Lueb: Kann ja noch schlimmer werden: Was passiert, wenn Russland kommenden Winter die Lieferung von Öl und Gas begrenzt?
Erler: Dann wird sicherlich eine gemeinsame Antwort gesucht werden innerhalb der EU, was nicht so einfach ist, weil Lieferung kurzfristig zu ersetzen, ist außerordentlich schwer. Allerdings muss man natürlich auch sagen, wenn Russland das machen würde, würde es in erheblicher Weise sich selbst schädigen.
Lueb: Das hat man bisher ja auch schon gesagt.
Erler: Ja, also ich meine, hier bei dem Obst und Gemüse ist es sicherlich kein strategisches Desaster, was hier in Russland angerichtet wird. Es kann sein, dass die Verbraucher weniger Angebote kriegen, es kann sein, dass eine Verteuerung stattfindet. Das hat übrigens zum Teil schon stattgefunden, weil auch in den letzten Monaten schon die Lieferungen reduziert worden sind. Aber das ist ja noch mal ein Unterschied, wenn Öl- und Gaslieferungen infrage gestellt werden oder abgebrochen werden, reduziert werden, dann reduziert sich auch die russische Einnahme zur Abdeckung des Staatshaushaltes. Und der ist zu mehr als 40 % abhängig von diesen Exporten. Und das wäre noch mal ein anderer Schritt. Aber leider ist es eben so, dass bei dieser Spirale man schwer sagen kann, wo sie eigentlich aufhört.

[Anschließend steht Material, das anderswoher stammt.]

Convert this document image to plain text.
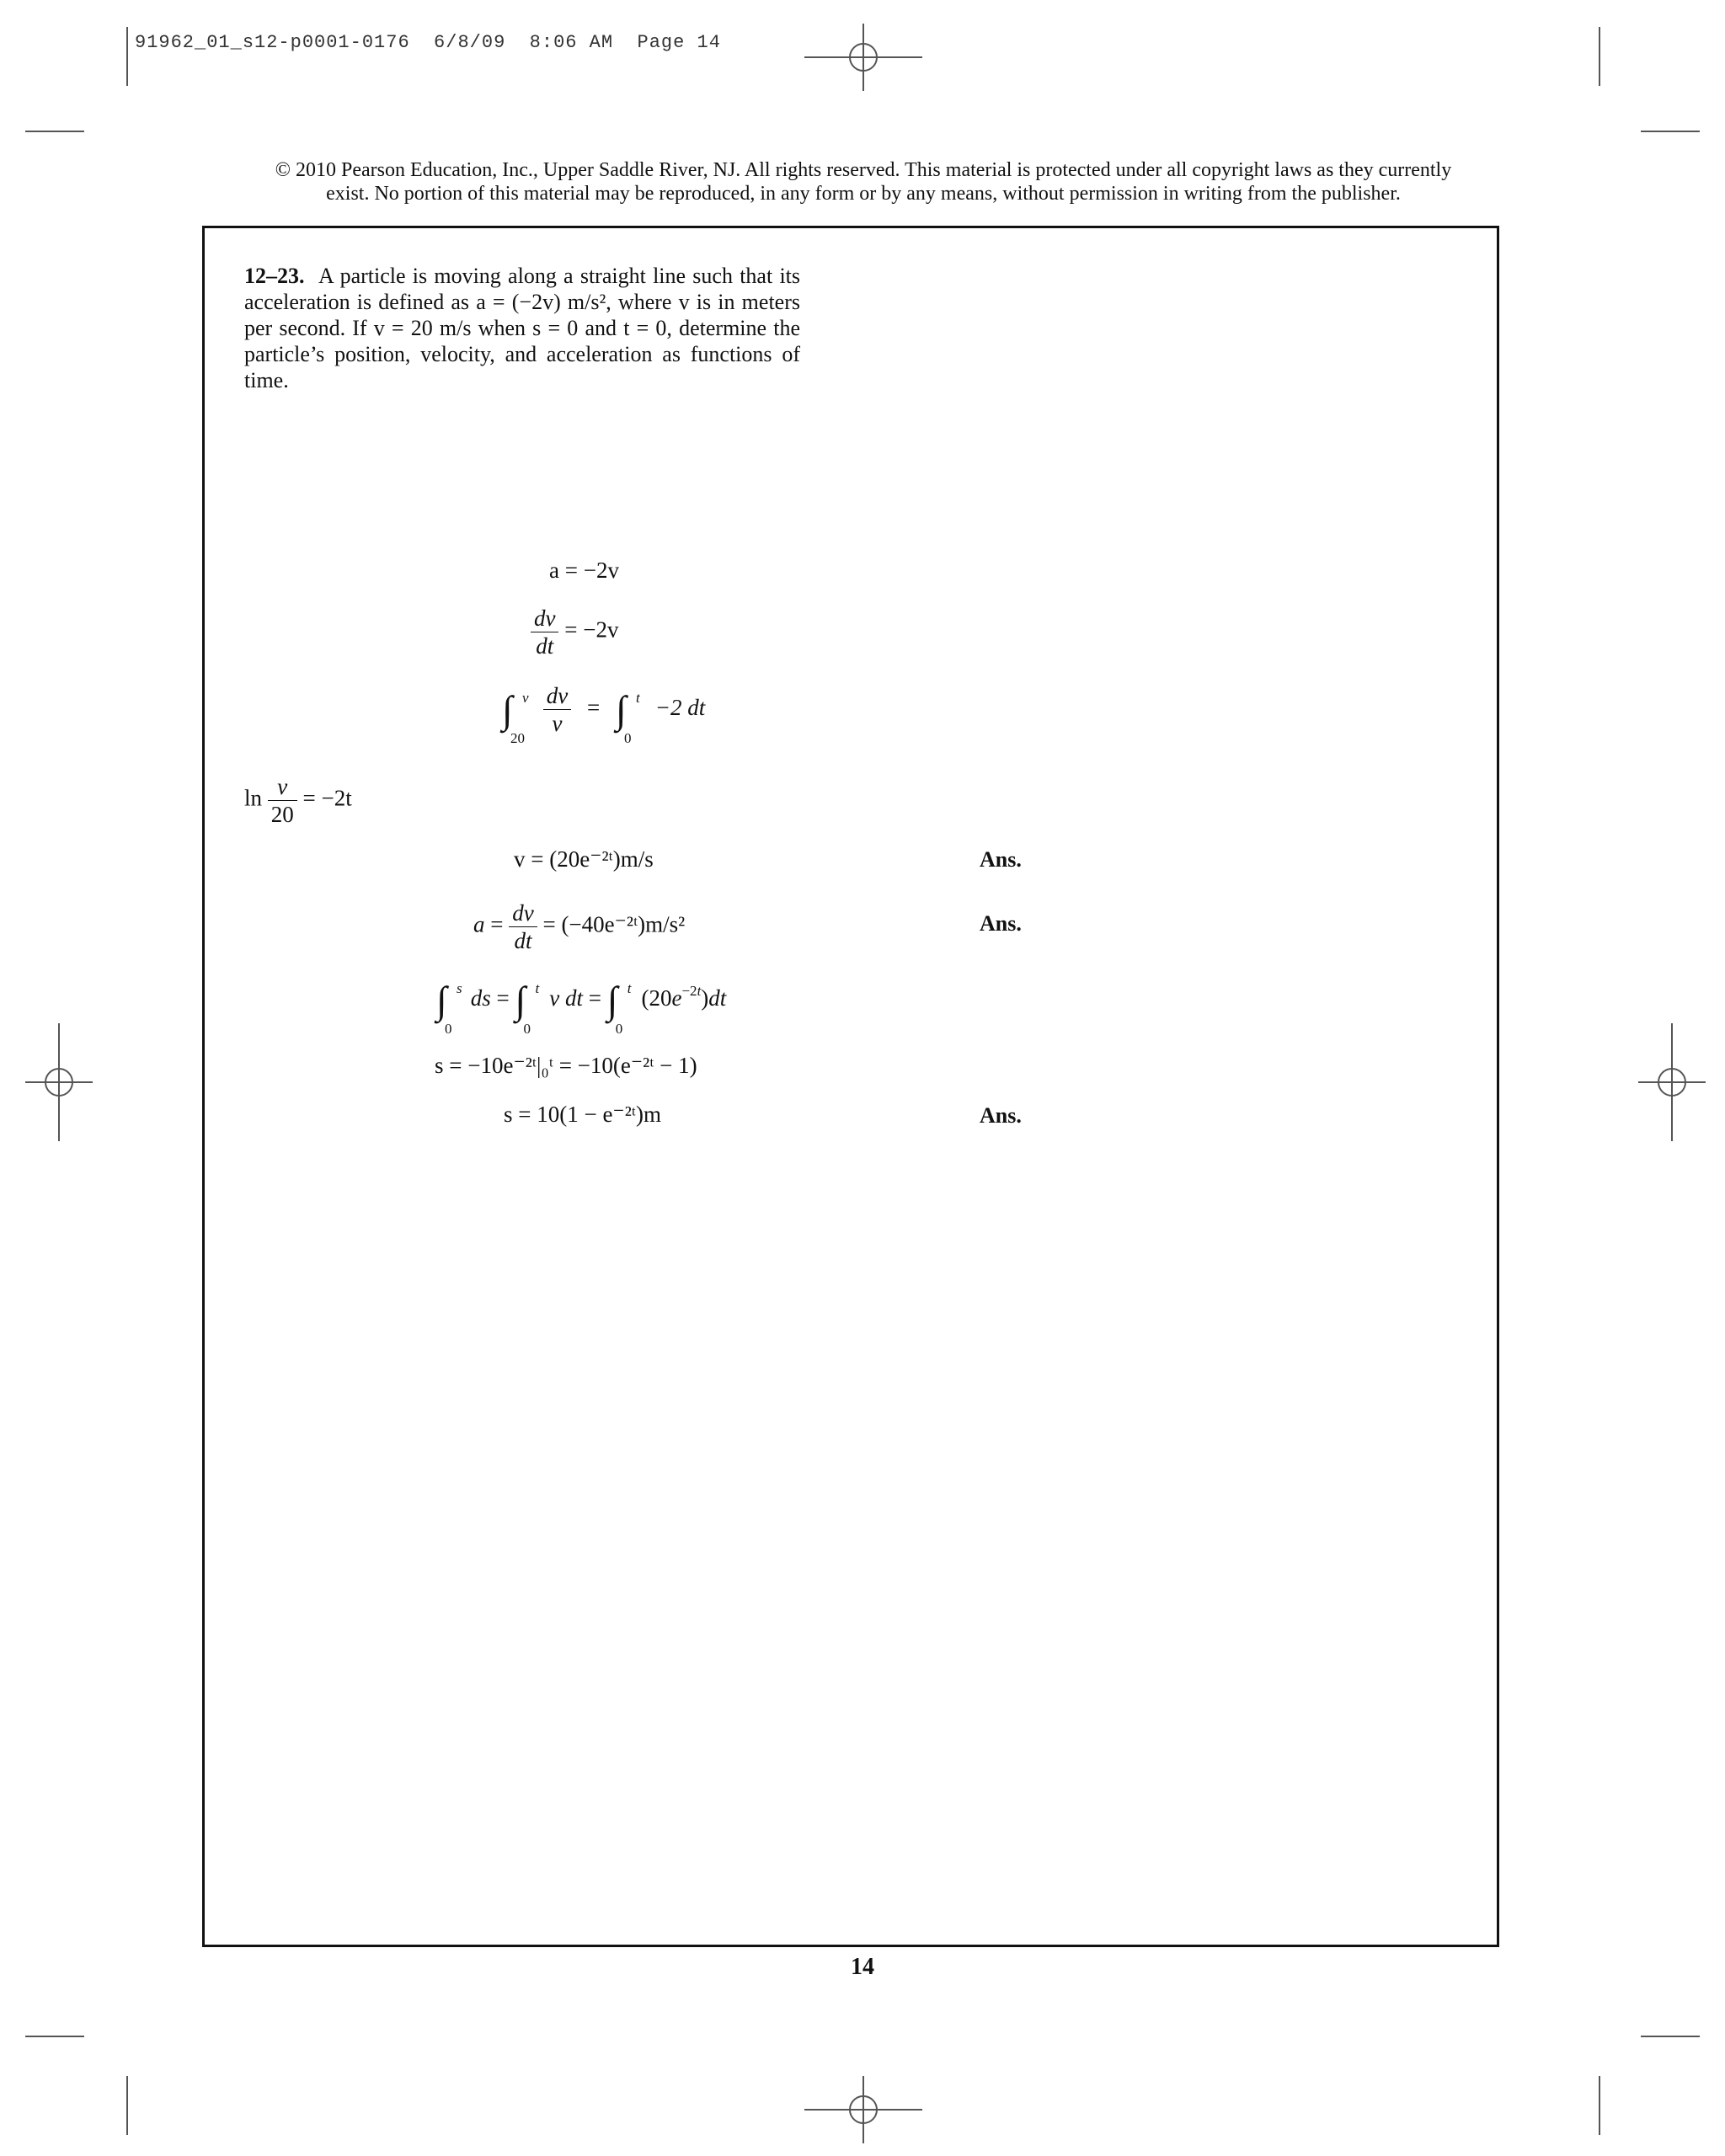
91962_01_s12-p0001-0176  6/8/09  8:06 AM  Page 14
© 2010 Pearson Education, Inc., Upper Saddle River, NJ. All rights reserved. This material is protected under all copyright laws as they currently
exist. No portion of this material may be reproduced, in any form or by any means, without permission in writing from the publisher.
12–23. A particle is moving along a straight line such that its acceleration is defined as a = (−2v) m/s², where v is in meters per second. If v = 20 m/s when s = 0 and t = 0, determine the particle’s position, velocity, and acceleration as functions of time.
a = −2v
$\frac{dv}{dt} = -2v$
∫ v
20

$\frac{dv}{v}$ = ∫ t
0
−2 dt
$\ln \frac{v}{20} = -2t$
v = (20e⁻²ᵗ)m/s	Ans.
$a = \frac{dv}{dt}$ = (−40e⁻²ᵗ)m/s²	Ans.
∫ s
0
ds = ∫ t
0
v dt = ∫ t
0
$(20e^{-2t})dt$
s = −10e⁻²ᵗ|₀ᵗ = −10(e⁻²ᵗ − 1)
s = 10(1 − e⁻²ᵗ)m	Ans.
14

Lueb: Jetzt gibt es Forderungen auch aus der deutschen Wirtschaft, dass Russland und die EU lieber verhandeln sollen, statt sich gegenseitig mit Sanktionen zu überziehen. Wie könnten denn Verhandlungen wieder oder überhaupt in Gang kommen?

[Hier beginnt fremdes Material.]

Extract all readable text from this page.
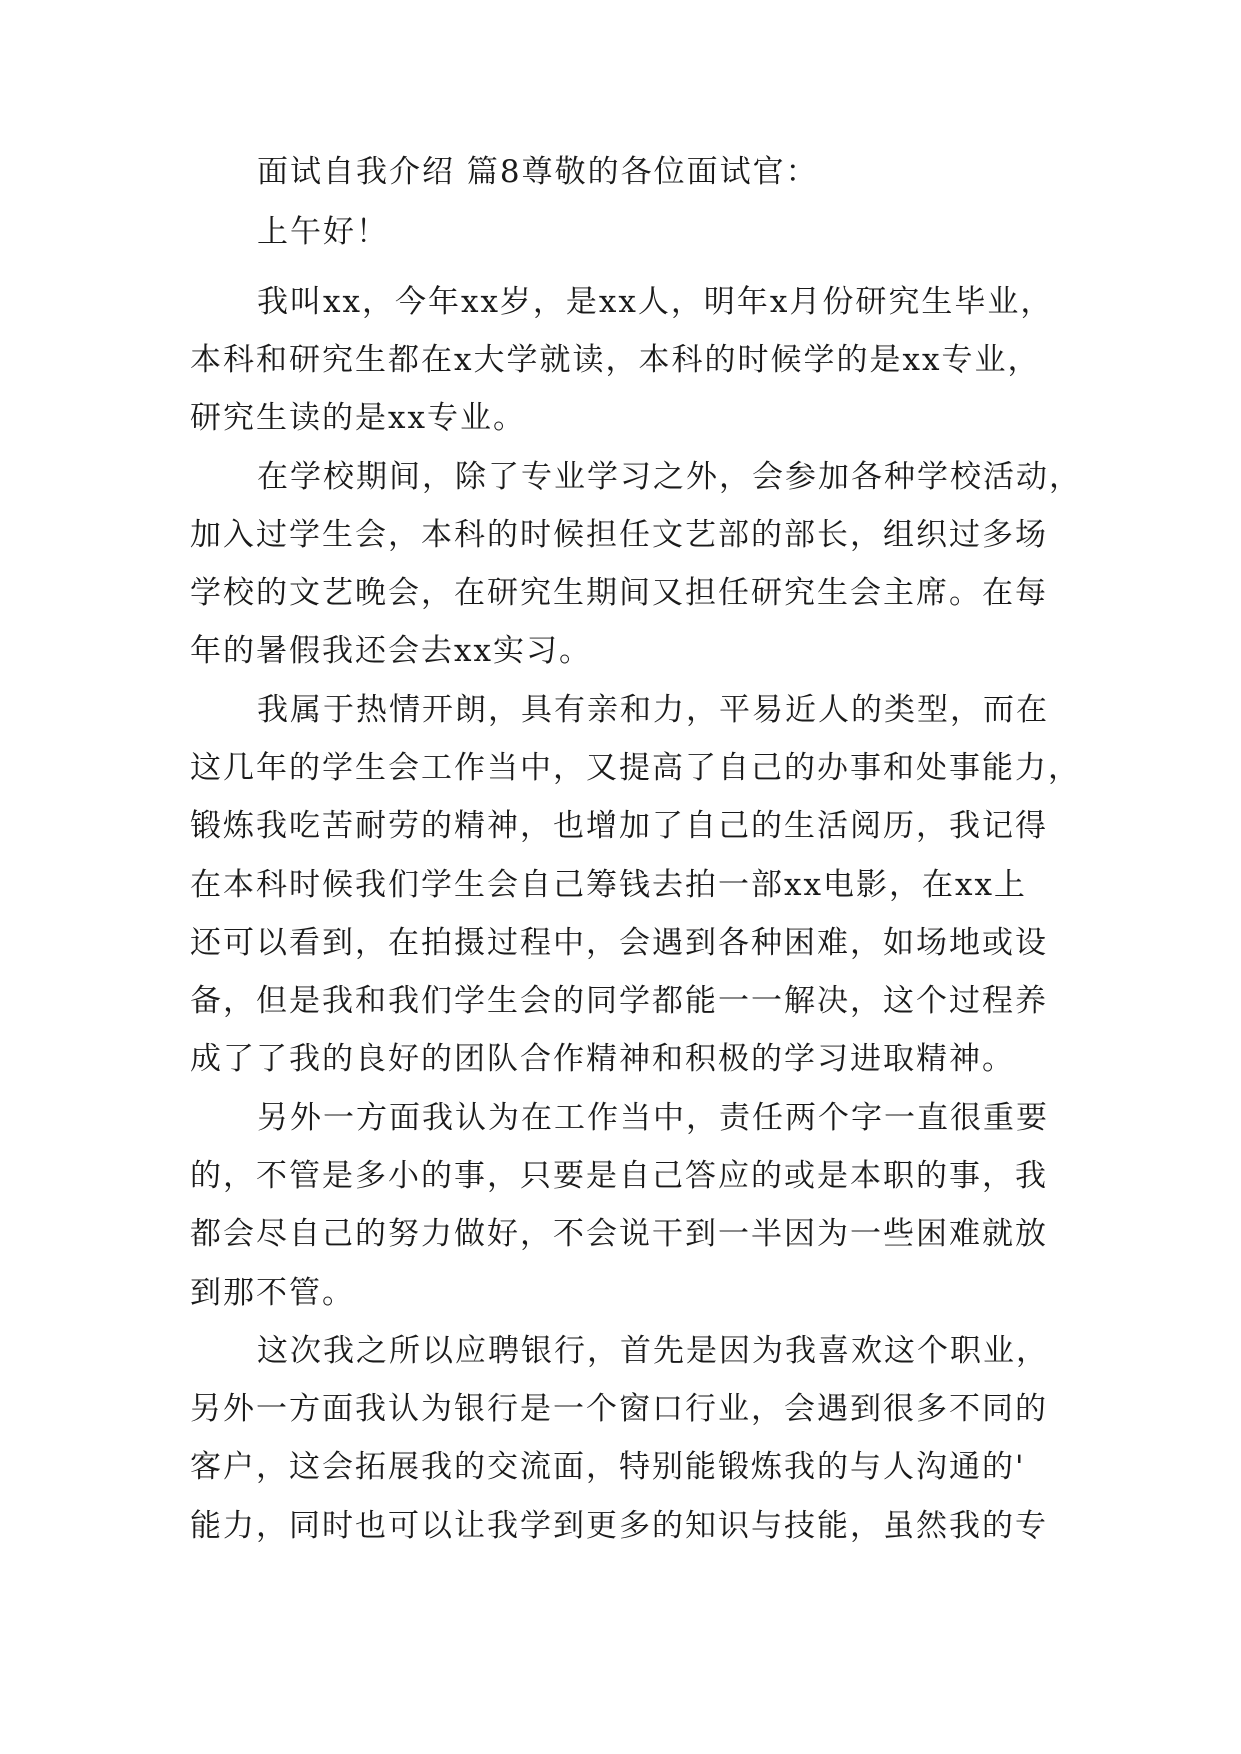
面试自我介绍 篇8尊敬的各位面试官：
上午好！
我叫xx，今年xx岁，是xx人，明年x月份研究生毕业，
本科和研究生都在x大学就读，本科的时候学的是xx专业，
研究生读的是xx专业。
在学校期间，除了专业学习之外，会参加各种学校活动，
加入过学生会，本科的时候担任文艺部的部长，组织过多场
学校的文艺晚会，在研究生期间又担任研究生会主席。在每
年的暑假我还会去xx实习。
我属于热情开朗，具有亲和力，平易近人的类型，而在
这几年的学生会工作当中，又提高了自己的办事和处事能力，
锻炼我吃苦耐劳的精神，也增加了自己的生活阅历，我记得
在本科时候我们学生会自己筹钱去拍一部xx电影，在xx上
还可以看到，在拍摄过程中，会遇到各种困难，如场地或设
备，但是我和我们学生会的同学都能一一解决，这个过程养
成了了我的良好的团队合作精神和积极的学习进取精神。
另外一方面我认为在工作当中，责任两个字一直很重要
的，不管是多小的事，只要是自己答应的或是本职的事，我
都会尽自己的努力做好，不会说干到一半因为一些困难就放
到那不管。
这次我之所以应聘银行，首先是因为我喜欢这个职业，
另外一方面我认为银行是一个窗口行业，会遇到很多不同的
客户，这会拓展我的交流面，特别能锻炼我的与人沟通的'
能力，同时也可以让我学到更多的知识与技能，虽然我的专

Erler: Also das deckt sich ja mit der Position der Bundesregierung. Also gerade jetzt hat die Kanzlerin wieder den russischen Staatspräsidenten angerufen und ihn noch mal aufgefordert, alles zu tun, damit es auch eine Bereitschaft der Separatisten gibt, an den Verhandlungstisch zu kommen. Also das ist ein gemeinsames Ziel, was wir haben, und es kann im Grunde genommen nur damit eingeleitet werden, dass wir eine Waffenruhe haben. Diese Waffenruhe ist ja schon mehrfach auch von allen Beteiligten als wünschenswert oder sogar als Verpflichtung gegengezeichnet worden. Aber sie kommt nicht, sie scheitert an wechselseitigen Bedingungen. Und das muss das wichtigste Ziel jetzt auch der EU sein, dass über einer Waffenruhe die Chance für eine politische Lösung des Konflikts eingeleitet wird.
Lueb: Wo sind denn die Grenzen für Reaktionen aus dem Westen, wenn das Ganze z. B. militärisch eskaliert, wenn Russland in die Ukraine einrückt?
Erler: Also ich glaube, jeder weiß, dass hier es nirgendwo irgendeine Absicht gibt, in eine solche Situation einzugreifen. Es ist weder bei der NATO noch bei den Vereinigten Staaten zu erkennen, dass es in diesem schlimmsten Fall, von dem wir ja alle hoffen, dass der nicht eintritt, da irgendeine militärische Reaktion geben würde.
Lueb: Das heißt aber, letztlich nimmt der Westen alles hin, was Russland macht. Das klingt ein bisschen hilflos.
Erler: Nein, ich meine, ich könnte jetzt in die Geschichte sogar der Sowjetunion hineingehen und ...
Lueb: So viel Zeit haben wir leider nicht.
Erler: Nein, und zeigen, dass es also schon mehrfach eine solche Situation gegeben hat. Aber selbstverständlich würde Politik dann nicht aufhören. Das ist ja völlig klar. Und ich meine, eine generelle Unterstützungserklärung hat es jetzt auch gerade von Herrn Rasmussen von der NATO für die Ukraine gegeben, aber selbstverständlich ist es klar, dass ein Krieg hier verhindert werden muss.